Publish date: October 22, 1999

Written by: Igor Kudrik

Ukraine builds dry storage to end spent fuel shipments to Russia.

Zaporozhje Nuclear Power Plant in Ukraine is to licence a storage site for spent nuclear fuel shortly and quit shipping it to Russia – an operation that is too expensive for the shrunken economy of the former Soviet Republic.

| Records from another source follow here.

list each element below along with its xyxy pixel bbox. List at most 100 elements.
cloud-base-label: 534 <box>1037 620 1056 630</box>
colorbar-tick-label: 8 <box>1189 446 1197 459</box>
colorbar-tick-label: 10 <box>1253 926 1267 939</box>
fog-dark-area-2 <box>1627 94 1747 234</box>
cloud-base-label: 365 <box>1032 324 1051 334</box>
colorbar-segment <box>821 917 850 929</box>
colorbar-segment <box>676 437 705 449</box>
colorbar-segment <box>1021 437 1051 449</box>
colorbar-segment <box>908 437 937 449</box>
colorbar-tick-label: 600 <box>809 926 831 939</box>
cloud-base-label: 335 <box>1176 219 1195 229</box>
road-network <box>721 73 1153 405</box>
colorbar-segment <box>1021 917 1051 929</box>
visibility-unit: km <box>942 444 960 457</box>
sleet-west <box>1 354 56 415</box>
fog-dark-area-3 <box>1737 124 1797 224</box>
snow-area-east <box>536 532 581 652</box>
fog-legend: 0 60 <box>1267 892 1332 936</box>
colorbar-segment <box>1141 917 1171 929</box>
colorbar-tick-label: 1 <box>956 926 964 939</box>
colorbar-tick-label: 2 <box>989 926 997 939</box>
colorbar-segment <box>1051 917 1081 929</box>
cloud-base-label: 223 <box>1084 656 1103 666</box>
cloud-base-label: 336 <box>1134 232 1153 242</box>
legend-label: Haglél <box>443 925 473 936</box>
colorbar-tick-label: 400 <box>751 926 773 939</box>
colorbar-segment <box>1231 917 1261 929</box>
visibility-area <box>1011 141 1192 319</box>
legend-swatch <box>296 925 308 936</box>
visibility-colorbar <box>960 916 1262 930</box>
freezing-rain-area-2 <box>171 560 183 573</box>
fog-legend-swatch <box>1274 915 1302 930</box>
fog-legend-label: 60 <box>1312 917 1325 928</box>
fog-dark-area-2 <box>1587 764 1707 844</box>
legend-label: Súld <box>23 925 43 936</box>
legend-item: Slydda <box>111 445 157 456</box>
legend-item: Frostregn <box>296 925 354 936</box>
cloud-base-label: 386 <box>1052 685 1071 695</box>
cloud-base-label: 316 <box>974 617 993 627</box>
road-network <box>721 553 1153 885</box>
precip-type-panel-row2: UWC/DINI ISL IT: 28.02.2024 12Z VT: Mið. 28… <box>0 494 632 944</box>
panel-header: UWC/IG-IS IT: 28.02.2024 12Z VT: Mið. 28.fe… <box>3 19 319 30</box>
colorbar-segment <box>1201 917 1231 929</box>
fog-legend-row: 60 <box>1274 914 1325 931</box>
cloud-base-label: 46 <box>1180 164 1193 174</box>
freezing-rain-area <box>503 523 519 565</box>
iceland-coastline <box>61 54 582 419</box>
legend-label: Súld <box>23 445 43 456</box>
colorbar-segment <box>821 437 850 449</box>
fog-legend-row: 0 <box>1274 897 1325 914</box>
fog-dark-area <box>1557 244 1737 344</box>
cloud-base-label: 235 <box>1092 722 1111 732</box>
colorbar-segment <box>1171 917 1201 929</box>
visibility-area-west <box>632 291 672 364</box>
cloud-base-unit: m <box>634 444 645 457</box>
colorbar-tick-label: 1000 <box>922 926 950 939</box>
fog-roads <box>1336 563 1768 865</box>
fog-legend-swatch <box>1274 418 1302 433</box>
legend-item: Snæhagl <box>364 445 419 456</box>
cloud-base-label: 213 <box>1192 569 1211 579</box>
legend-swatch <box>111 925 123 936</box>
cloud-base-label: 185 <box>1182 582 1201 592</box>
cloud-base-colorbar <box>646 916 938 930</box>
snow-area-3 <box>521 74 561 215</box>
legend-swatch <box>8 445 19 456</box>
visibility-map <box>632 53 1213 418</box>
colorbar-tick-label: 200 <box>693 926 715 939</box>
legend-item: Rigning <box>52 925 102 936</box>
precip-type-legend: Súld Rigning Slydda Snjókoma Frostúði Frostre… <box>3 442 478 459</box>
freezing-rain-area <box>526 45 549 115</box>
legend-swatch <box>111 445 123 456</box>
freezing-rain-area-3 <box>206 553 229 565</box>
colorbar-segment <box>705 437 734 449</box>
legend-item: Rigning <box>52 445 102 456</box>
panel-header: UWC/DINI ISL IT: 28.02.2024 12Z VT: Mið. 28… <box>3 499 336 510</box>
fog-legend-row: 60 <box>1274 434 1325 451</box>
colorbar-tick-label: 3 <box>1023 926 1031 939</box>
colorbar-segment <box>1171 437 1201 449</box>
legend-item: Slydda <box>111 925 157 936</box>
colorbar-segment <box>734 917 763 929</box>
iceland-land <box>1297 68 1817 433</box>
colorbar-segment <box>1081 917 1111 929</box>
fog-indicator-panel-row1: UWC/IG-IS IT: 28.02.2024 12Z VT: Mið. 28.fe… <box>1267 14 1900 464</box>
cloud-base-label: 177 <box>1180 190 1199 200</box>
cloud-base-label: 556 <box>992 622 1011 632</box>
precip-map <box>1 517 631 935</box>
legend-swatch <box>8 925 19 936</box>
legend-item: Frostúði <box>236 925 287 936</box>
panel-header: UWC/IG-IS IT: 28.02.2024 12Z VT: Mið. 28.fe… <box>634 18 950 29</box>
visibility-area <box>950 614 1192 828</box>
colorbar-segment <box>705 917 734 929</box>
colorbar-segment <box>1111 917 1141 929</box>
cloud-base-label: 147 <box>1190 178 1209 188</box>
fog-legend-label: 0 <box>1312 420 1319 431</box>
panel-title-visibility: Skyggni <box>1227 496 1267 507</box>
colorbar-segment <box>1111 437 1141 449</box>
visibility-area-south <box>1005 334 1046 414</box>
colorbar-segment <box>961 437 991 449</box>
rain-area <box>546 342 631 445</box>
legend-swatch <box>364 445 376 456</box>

Ukraine operates five nuclear power plants with 14 reactor units, including 11VVER-1000 type reactors. Spent fuel from VVER-1000 is shipped to Krasnoyarsk County in Russia, where storage for this type of fuel is located at the Krasnoyarsk Mining and Chemical Combine in the closed city of Zheleznogorsk.

Last year’s rate increase
Ukrainian officials say that each VVER-1000 reactor has 50-55 fuel assemblies replaced each year – one third of a VVER-1000 reactor core. Annual shipments of spent nuclear fuel to Russia cost Ukraine around $100 million a year. The price tag for these services went up in 1998 when Krasnoyarsk County Governor, Aleksandr Lebed, said his county would not accept spent fuel from Ukraine for "small money", so the rate was increased from $285 to $330 per kilogram.

The Ukrainian state-owned nuclear operator, Energoatom, sent in $57 million worth of spent nuclear fuel to Russia in 1998. At that point the company owed its Russian contractors $13 million but still planned to ship $105 million of the nuclear cargo in 1999.

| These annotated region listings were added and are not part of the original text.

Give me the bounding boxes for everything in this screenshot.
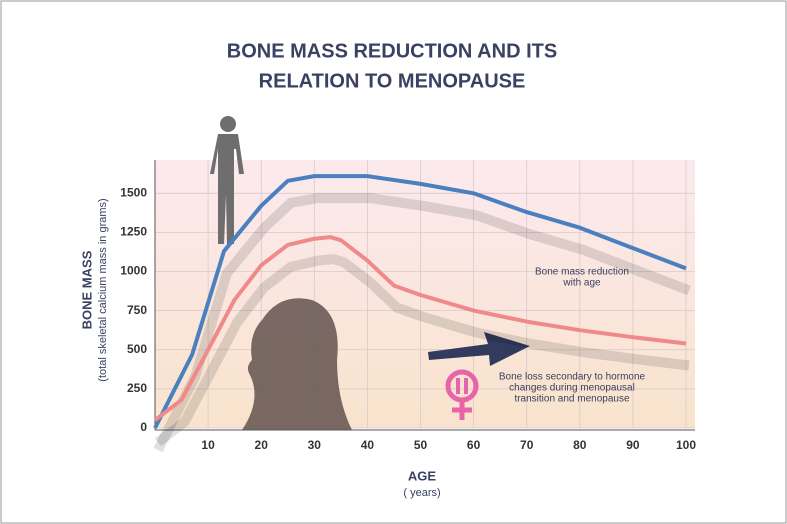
x-axis-label: AGE (408, 468, 437, 483)
chart-title: BONE MASS REDUCTION AND ITS (227, 40, 557, 62)
x-tick-label: 20 (255, 438, 269, 452)
x-tick-label: 50 (414, 438, 428, 452)
y-tick-label: 500 (127, 342, 147, 356)
data-line (153, 174, 687, 429)
annotation: Bone loss secondary to hormone (499, 372, 646, 383)
x-tick-label: 90 (626, 438, 640, 452)
y-tick-label: 1500 (120, 185, 147, 199)
man-silhouette (210, 116, 244, 244)
x-tick-label: 40 (361, 438, 375, 452)
y-axis-label: BONE MASS (79, 250, 94, 329)
line-shadow (154, 254, 690, 447)
y-tick-label: 1000 (120, 264, 147, 278)
x-tick-label: 70 (520, 438, 534, 452)
x-tick-label: 80 (573, 438, 587, 452)
venus-symbol (445, 369, 479, 420)
arrow (428, 332, 530, 366)
data-line (153, 235, 687, 422)
annotation: Bone mass reduction (535, 267, 629, 278)
x-tick-label: 60 (467, 438, 481, 452)
x-tick-label: 10 (201, 438, 215, 452)
annotation: with age (562, 278, 601, 289)
x-axis-sublabel: ( years) (403, 487, 440, 499)
annotation: transition and menopause (514, 394, 630, 405)
x-tick-label: 30 (308, 438, 322, 452)
annotation: changes during menopausal (509, 383, 635, 394)
x-tick-label: 100 (676, 438, 696, 452)
y-tick-label: 1250 (120, 225, 147, 239)
chart-title: RELATION TO MENOPAUSE (259, 70, 526, 92)
woman-silhouette (242, 298, 352, 430)
line-shadow (153, 193, 691, 453)
y-axis-sublabel: (total skeletal calcium mass in grams) (97, 198, 109, 381)
y-tick-label: 750 (127, 303, 147, 317)
y-tick-label: 0 (140, 420, 147, 434)
plot-background (155, 160, 695, 428)
y-tick-label: 250 (127, 381, 147, 395)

Ukraine to complete dry storage
Being unable to pay in time for shipping spent fuel to Russia and dissatisfied with the rate increase, Ukraine intensified construction of a spent fuel dry storage site at Zaporozhje Nuclear Power Plant located in south-eastern Ukraine, which has six VVER-1000 reactors in operation. Contracted by the U.S. Department of Energy, American Duke Engineering & Services transferred to Zaporozhje NPP technology and equipment to build spent fuel containers.

"To build a storage site would cost us $15 million, while shipment of spent fuel to Russia costs around $40 million for our plant each year," Nataliya Markova, the spokeswoman at Zaporozhje NPP, told Bellona Web.

Markova also said that the licence for the storage site and containers would be granted in November this year. The plant has already made two containers that can hold 24 fuel assemblies each. Altogether 380 containers will be built to store fuel for 50 years.

The containers are made of concrete, have size 3 meters in diameter, and are filled with helium to cool spent fuel. Ukrainian Energoatom believes that should the containers scheme function well at Zaporozhje NPP, other nuclear plants can start using them.

Krasnoyarsk Combine losing customers
The Ukraine is one of the few customers of the Krasnoyarsk Combine that has built VVER-1000 spent fuel storage facility in order to reprocess it further at RT-2 plant. The latter was never to be completed due to the lack of funds. Kozloduy NPP in Bulgaria is another customer and operates two VVER-1000s. Russia operates seven VVER-1000 reactors, but the plants have failed to make regular payments to the Krasnoyarsk Combine while in an economic netherworld.

Once Ukraine adopts the storage option, Krasnoyarsk Combine would have to rely upon the project, promoted by the Russian Ministry for Atomic Energy, to import foreign spent fuel to Russia from rich countries for storage and reprocessing. The bill regarding amendment of the Russia legislation in favour of spent fuel imports has already been submitted to the Russian government and been widely discussed in the State Duma, the lower house of the Russian parliament. But so far, trains laden with Ukrainian spent fuel will continue to head for Krasnoyarsk, at least for some time.